You can always give it a go, see how you like it, learn and add to your
resume. Then if it's not working out you can look for a new position.

------
6a68
Exploding offers are a standard move in the VC startup playbook. You're
probably going to get a standard "just an engineer" startup experience. Is
this what you want?

Here, read this and think it over: [https://al3x.net/2013/05/23/letter-to-a-
young-programmer.htm...](https://al3x.net/2013/05/23/letter-to-a-young-
programmer.html)

------
tw8845
Go with your gut. If it doesn't feel right, don't do it. This advice has never
served me wrong, although I have been burned plenty of times before by
attempts to rationalize around red flags.

------
hkmurakami
1-2 weeks is reasonable. I've had an exploding offer of 2 days given to me
before. That was negotiable if they wanted you and you just said "thx but I
need longer". YMMV.

------
gorbachev
Go with your gut feeling. Something is making you unsteady about the company.
Either clarify it with the company or decline the offer.

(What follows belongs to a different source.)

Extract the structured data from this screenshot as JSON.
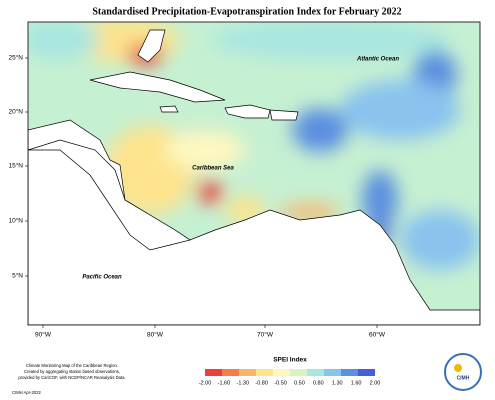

Either way don't accept an offer you have reservations.

------
Kalium
I would suggest pushing back against the pressure. Tell them that you don't
appreciate it and you'll decide in your own time after you get the offer in
writing.

------
forkandwait
Lame, red flag, tell them to stuff it.

------
MichaelCrawford
If there is anything I regret about my career, it is that many times I have
agreed to things without really taking time to think them through.

It would be reasonable for them to provide a specific deadline, so that they
could offer the job to someone else if you were to totally blow them off by
not replying.

It's better to be broke and hungry than to take a job that you later regret.